Well, if people are new to Excel, then we certainly want to recommend some of those Excel in 30 Minutes courses that you mentioned and start with the ones about entering data, doing calculations, definitely sorting and filtering. I would say those are really the basics for people who’ve been using Excel.
We have specialized courses with different kinds of functions. For example, there’s one just on DATE functions that I mentioned; there’s one just on logical functions. People who’ve been using Excel a little bit more might find our course on Data Analysis with Pivot Tables really useful. That just focuses, and it’s a fairly short course, but really focuses on pivot tables as well.

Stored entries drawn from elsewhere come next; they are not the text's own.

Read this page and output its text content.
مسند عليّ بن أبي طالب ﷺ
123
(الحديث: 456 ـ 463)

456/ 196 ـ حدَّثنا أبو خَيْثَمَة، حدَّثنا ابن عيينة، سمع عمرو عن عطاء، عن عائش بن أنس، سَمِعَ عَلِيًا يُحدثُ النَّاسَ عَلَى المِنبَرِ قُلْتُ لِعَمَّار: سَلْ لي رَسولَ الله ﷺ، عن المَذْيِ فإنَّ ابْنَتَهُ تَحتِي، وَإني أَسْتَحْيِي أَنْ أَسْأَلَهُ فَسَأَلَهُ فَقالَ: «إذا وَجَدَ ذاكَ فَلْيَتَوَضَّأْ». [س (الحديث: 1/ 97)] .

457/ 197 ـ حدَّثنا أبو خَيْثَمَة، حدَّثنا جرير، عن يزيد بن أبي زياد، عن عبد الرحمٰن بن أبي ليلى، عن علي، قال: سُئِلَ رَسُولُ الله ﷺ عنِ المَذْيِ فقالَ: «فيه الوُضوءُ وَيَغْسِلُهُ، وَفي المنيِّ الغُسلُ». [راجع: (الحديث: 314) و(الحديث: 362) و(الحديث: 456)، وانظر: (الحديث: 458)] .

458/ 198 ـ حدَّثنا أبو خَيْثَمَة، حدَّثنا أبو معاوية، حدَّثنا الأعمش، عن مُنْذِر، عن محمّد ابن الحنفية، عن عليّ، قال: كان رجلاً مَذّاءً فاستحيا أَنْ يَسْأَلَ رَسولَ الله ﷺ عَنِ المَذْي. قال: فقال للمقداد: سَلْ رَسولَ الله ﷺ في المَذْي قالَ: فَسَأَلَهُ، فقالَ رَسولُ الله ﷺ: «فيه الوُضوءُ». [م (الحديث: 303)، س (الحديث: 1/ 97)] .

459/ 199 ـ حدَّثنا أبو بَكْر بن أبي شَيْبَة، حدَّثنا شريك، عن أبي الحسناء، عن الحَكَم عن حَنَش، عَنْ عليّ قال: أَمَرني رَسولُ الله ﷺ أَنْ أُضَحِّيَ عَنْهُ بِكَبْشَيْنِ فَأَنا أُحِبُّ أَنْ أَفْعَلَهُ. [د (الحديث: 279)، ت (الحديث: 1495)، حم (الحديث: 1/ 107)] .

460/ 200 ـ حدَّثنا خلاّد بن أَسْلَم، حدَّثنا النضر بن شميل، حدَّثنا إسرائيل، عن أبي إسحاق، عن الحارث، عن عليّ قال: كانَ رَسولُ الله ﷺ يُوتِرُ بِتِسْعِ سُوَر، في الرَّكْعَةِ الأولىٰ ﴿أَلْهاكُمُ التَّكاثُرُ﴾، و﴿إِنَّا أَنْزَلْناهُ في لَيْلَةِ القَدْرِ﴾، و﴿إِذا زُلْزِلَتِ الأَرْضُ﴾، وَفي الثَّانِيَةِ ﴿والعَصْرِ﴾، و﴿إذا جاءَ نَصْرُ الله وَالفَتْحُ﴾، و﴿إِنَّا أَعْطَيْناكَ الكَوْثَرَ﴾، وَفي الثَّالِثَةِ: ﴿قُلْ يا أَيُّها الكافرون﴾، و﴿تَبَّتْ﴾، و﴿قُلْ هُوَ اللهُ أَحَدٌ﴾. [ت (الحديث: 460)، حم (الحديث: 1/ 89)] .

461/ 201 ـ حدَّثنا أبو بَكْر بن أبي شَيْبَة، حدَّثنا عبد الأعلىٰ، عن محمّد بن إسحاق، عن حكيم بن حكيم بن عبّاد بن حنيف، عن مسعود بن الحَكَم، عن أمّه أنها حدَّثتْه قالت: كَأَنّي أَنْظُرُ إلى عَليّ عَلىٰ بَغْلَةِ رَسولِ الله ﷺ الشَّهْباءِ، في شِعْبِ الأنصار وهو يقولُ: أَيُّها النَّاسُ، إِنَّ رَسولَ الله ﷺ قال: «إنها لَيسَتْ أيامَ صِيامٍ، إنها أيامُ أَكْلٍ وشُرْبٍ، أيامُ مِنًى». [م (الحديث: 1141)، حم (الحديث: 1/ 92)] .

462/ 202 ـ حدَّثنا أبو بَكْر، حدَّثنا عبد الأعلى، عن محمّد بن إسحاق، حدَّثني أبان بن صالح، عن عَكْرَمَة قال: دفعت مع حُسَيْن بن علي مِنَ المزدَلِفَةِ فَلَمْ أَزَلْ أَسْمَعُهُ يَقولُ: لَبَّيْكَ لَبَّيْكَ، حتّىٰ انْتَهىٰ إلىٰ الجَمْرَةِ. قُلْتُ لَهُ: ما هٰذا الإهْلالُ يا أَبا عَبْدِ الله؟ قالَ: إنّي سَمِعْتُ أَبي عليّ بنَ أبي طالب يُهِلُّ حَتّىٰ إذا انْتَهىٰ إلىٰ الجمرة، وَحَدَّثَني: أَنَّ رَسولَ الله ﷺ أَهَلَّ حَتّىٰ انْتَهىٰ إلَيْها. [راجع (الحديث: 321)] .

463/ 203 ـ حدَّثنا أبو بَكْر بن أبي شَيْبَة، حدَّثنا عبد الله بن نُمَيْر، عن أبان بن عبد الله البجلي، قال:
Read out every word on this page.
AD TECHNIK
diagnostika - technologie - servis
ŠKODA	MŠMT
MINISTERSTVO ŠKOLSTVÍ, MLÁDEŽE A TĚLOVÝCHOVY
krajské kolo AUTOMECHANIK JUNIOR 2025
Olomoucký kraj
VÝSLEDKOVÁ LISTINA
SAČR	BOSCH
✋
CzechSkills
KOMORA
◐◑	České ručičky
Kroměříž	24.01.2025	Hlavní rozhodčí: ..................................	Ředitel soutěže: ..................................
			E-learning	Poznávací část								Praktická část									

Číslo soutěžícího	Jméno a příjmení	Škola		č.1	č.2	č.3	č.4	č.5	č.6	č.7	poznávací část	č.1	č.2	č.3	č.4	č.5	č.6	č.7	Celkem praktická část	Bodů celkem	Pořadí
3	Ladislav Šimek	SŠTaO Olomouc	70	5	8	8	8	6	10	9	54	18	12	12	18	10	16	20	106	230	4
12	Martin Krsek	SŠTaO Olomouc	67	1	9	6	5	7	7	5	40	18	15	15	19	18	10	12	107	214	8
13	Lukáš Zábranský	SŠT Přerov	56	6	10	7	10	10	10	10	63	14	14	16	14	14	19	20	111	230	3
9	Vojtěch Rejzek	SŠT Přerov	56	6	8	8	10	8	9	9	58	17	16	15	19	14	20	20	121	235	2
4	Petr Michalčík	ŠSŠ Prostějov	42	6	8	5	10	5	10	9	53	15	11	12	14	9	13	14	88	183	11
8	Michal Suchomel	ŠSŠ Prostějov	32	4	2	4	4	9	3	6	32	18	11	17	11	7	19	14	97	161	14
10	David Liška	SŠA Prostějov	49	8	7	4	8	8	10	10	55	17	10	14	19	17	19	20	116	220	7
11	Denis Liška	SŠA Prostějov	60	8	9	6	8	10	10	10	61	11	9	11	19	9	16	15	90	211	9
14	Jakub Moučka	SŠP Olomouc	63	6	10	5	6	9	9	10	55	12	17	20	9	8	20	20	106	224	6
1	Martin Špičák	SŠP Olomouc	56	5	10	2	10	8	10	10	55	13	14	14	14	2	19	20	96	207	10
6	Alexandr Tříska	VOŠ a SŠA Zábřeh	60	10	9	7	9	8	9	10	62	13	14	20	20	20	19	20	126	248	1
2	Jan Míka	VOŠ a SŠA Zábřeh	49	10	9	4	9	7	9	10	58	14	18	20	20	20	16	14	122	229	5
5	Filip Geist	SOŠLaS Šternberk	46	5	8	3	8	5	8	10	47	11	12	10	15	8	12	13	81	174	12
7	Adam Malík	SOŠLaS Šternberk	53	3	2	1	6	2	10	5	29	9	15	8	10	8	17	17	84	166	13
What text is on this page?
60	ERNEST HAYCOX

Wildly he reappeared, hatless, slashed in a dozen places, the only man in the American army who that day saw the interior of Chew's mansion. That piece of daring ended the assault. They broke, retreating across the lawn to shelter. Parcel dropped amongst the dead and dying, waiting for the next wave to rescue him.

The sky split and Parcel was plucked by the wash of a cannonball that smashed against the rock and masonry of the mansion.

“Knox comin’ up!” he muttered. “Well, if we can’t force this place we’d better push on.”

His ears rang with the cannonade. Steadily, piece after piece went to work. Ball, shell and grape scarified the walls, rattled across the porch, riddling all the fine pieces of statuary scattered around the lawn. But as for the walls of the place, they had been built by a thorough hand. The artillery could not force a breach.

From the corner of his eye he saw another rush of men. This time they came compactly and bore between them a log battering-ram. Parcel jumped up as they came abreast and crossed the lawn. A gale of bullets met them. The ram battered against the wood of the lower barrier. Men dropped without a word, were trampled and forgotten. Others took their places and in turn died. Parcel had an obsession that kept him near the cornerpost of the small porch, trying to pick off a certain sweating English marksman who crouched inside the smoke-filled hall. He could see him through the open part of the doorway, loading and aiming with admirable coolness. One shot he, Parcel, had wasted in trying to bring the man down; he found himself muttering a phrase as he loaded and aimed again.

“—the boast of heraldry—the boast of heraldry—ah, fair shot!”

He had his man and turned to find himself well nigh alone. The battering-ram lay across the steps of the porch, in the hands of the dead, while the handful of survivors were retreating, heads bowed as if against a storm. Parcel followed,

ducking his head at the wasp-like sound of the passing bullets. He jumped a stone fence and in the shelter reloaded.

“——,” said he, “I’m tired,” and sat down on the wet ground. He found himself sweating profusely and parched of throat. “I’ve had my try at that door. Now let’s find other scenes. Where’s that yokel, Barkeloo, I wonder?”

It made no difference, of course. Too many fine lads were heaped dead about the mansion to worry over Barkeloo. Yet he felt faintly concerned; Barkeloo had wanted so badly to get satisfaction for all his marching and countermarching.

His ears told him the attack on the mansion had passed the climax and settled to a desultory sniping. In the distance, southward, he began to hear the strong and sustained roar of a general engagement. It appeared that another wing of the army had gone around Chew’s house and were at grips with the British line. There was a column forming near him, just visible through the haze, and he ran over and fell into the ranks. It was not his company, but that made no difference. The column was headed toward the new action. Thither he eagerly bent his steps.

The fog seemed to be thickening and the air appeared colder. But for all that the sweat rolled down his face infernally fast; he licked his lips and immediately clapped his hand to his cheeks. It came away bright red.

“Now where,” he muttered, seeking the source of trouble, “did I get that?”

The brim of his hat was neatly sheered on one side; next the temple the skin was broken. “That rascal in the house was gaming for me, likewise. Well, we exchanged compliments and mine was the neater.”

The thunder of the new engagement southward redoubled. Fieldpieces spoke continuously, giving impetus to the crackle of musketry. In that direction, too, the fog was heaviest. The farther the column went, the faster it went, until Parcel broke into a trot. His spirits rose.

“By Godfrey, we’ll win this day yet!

Our advanced course a little bit longer, but it goes into the deep dive for a lot of those features that people just don’t know that exists, and again. Like you can use Maps to map your data for geographic locations. You can set up live web queries to websites forecasting tools, and you can always learn how to create macros. So lots of great tools there as well. Also, we are going to be releasing a new course in the next few months on how to use power query.
So power query is just an amazing tool built into excel that’s going to help with data cleanup and data management. So for anybody who’s working with large amounts of data from multiple sources, I mean, this is a must-learn tool. So I would highly recommend that one once that comes out.
Great. Yeah. And we are we are busy going through all of our Excel courses, making sure that what we have is the most up to date. So thank you, Kathy, for all your work with that and with those suggestions about what you should have in your training arsenal and what functions you should make sure your staff knows. We’re going to have to wrap this up.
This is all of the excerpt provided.